CRÍTICA: SR E SRA SMITH / Violência doméstica S. A.

Fico assim um tanto incrédula que vários críticos esqueçam de mencionar que “Sr. e Sra. Smith” é uma mistura de “A Honra do Poderoso Prizzi” e “A Guerra dos Rose”, com uma pitada de “Butch Cassidy” no final. Passam a falsa impressão de que seja algo original. “Smith” é tão novo quanto Hollywood colocar corpos bonitos nas telas pra gente imaginar como é a vida sexual deles. Pessoalmente, acho que é meio doentio fantasiar como devem ser o Brad Pitt e a Angelina Jolie juntos na cama. Quer dizer, não tem muito segredo, tem? Se não me falha a memória, o esporte é o mesmo, apenas envolvendo participantes com menos pneuzinhos rolando em cima de lençóis bem mais caros. E no entanto, todo o marketing do filme foi feito pensando no romance dos lindões fora das telas. Não será que tudo isso foi só pra divulgar um produto? Algo me diz que os pombinhos não estarão juntos daqui a cinco ou seis... ahn, meses?

Em “Smith”, Angie e Brad explodem muitas coisas, carregam bazucas, e quebram objetos, o que faz muito sentido: de que outro jeito um casal entediado pode se divertir? Ambos são matadores de aluguel, os bambambans no seu ramo, logo, não erram nunca. A menos que um esteja atirando contra o outro. E todos os extras que os perseguem provavelmente não são assassinos profissionais, porque estes erram sempre. Não valem a roupa ninja que usam. São absolutamente incapazes de acertar a cabeça de um dos protagonistas. O máximo que acontece com Angie e Brad é ficar com um arranhãozinho sexy no rosto. Aliás, não entendi como uma super mega baita ultra atiradora como a Angelina tem metade do rosto coberto por cabelo. Ela é a Veronica Lake das matadoras de aluguel. Não atrapalha nadinha na hora de acertar o alvo? Só gostei das poucas seqüências em que o casal busca ajuda de um conselheiro matrimonial, porque sugere que a chama da paixão também se apaga pros glamurosos. Claro que pra eles o apagamento é mais rápido, uns dez minutos, talvez.

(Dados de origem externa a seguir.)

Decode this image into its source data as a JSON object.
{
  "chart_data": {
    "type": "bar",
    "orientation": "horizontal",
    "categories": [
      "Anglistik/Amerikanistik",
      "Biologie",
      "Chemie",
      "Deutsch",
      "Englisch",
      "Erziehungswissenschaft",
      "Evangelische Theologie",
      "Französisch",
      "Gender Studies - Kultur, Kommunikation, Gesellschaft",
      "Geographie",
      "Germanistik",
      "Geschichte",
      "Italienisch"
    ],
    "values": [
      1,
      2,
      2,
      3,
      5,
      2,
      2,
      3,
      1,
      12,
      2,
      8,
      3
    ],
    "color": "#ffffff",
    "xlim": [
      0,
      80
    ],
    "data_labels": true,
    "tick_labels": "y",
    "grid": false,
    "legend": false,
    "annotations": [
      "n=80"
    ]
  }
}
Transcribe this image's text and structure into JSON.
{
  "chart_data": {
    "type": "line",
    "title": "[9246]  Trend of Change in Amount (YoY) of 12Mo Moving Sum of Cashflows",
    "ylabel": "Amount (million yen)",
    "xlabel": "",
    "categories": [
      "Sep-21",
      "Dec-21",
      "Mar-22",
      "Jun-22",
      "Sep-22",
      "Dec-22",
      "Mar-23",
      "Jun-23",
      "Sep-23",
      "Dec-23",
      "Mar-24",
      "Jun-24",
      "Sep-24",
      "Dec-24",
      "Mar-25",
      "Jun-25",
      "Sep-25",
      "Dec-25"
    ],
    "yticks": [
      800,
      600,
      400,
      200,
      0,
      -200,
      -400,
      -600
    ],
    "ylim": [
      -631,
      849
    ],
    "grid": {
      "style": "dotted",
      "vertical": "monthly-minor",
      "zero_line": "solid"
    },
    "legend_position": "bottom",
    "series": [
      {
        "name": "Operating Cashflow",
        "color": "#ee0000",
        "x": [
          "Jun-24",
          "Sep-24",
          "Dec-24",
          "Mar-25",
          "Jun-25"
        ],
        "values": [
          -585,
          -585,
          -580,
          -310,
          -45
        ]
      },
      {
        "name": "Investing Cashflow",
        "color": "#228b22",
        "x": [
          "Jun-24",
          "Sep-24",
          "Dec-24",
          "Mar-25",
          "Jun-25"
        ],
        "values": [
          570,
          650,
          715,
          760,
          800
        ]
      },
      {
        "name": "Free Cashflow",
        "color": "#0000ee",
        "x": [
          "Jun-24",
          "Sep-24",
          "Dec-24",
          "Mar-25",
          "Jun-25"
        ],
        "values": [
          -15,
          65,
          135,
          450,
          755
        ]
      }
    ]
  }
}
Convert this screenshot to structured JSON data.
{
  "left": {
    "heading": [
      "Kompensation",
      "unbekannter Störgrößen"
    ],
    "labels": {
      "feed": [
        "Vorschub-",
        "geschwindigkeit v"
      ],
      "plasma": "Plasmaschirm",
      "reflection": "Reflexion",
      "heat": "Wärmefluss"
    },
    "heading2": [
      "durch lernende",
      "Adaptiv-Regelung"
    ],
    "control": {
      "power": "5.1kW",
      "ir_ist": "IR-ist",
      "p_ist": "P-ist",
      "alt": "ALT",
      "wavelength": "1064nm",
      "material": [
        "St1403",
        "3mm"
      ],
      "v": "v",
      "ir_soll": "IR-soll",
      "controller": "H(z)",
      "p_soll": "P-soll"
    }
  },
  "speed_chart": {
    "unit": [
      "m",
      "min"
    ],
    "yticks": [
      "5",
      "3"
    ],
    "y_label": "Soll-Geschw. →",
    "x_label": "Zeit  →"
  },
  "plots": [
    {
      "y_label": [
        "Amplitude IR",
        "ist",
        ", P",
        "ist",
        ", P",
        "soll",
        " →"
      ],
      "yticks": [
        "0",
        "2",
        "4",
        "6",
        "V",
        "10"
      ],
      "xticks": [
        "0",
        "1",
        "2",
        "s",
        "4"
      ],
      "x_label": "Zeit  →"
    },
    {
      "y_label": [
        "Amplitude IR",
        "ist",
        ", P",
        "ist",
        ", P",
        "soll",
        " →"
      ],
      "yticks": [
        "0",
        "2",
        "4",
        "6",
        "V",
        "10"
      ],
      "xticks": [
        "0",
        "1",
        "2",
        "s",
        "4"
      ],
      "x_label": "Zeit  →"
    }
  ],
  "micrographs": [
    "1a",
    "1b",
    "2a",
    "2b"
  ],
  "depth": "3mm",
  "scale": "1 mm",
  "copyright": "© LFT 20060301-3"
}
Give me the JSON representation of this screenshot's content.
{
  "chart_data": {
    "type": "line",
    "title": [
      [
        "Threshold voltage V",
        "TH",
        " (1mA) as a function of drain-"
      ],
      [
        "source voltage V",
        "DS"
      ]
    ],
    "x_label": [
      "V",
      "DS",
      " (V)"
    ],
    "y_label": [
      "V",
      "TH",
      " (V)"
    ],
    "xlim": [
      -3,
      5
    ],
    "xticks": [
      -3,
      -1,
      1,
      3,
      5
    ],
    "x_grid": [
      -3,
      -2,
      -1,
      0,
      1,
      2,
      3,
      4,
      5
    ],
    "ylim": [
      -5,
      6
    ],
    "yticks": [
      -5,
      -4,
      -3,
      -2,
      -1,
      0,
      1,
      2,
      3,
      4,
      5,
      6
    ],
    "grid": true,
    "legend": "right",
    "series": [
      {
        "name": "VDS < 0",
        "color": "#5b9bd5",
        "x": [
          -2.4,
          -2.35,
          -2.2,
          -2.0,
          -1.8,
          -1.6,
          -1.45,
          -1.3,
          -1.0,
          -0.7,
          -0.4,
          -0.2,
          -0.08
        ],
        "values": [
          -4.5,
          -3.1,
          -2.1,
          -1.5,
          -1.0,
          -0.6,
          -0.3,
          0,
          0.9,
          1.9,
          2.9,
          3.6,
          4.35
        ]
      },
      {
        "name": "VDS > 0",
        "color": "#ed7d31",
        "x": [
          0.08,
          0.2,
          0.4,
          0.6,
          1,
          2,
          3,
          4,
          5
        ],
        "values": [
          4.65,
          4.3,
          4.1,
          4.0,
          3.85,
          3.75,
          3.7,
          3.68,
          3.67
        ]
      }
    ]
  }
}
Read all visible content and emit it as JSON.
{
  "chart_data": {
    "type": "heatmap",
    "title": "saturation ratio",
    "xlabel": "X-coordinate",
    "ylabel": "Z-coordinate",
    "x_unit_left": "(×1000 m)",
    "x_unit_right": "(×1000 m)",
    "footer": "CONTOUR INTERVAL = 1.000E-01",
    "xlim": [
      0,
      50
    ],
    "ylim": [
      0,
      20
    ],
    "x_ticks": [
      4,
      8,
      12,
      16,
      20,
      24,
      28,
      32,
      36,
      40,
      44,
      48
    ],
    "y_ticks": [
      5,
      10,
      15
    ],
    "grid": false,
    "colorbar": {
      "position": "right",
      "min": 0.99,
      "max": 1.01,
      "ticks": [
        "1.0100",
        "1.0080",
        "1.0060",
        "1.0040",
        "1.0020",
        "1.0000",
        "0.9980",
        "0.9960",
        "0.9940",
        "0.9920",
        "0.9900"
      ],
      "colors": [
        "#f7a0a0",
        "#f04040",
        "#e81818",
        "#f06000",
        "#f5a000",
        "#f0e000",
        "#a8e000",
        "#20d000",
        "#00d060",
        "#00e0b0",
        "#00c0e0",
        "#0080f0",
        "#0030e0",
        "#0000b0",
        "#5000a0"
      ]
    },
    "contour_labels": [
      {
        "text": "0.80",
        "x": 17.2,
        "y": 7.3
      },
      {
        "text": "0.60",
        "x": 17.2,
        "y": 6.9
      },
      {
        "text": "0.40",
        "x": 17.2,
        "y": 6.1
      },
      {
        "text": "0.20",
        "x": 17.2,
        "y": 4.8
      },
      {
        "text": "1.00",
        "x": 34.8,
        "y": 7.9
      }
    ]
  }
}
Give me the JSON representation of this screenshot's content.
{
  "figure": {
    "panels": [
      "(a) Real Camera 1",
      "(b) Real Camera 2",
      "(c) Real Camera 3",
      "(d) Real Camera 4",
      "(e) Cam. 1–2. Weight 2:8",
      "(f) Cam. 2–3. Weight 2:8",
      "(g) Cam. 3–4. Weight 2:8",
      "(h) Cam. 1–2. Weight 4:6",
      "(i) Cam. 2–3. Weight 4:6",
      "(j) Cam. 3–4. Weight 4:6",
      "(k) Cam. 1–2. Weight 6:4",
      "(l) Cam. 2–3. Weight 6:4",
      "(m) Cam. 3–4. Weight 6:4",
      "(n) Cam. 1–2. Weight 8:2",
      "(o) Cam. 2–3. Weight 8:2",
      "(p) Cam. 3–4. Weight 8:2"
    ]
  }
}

Mas a violência doméstica nunca foi tão sexy. Antes do filme se tornar interminável e eu começar a torcer pra que os dois se matassem de vez, teve uma cena em que o Brad descarrega uma metralhadora na Angie e ela se esconde atrás da porta da geladeira, que bloqueia todas as balas. Nessa hora, virei pro maridão e falei: “Viu? Não disse que a gente precisa de uma geladeira inox?”. Mas, tirando esse momento de identificação, constatei que os ricos realmente levam uma vida diferente da minha. Por exemplo, sabe quando às vezes a gente prende um dedo numa janela e dói durante horas? Aqui acontecem coisas bem piores com outros membros dos ricaços e ninguém solta nem um “Ai”. A propósito, li uma estatística ontem dizendo que 0,02% da população mundial é milionária, ou seja, tem mais de um milhão de dólares (no Brasil, esse número é de 98 mil pessoas, todos clientes da Dasloser, imagino). Aí me veio à mente uma dúvida terrível: será que 0,02% da população é astro de cinema?!

Pois é, eu já usei a palavra “sexy” duas vezes neste texto, mas a verdade é que não existe cena de sexo em “Smith”, porque, a gente sabe, o público-alvo pra esse tipo de aventura é o pré-adolescente. No sistema de censura americano, não há problema algum em explodir ou mutilar um órgão genital (o do Brad é chutado), mas basta a ameaça de alguém acariciá-lo pro filme ser proibido pra menores de 18 anos. É uma questão cultural, e a gente deve sempre respeitar a cultura alheia, mas você não acha os americanos doentes? O pênis do Brad Pitt deveria ser tratado com muito mais respeito! Vou começar uma campanha e já volto.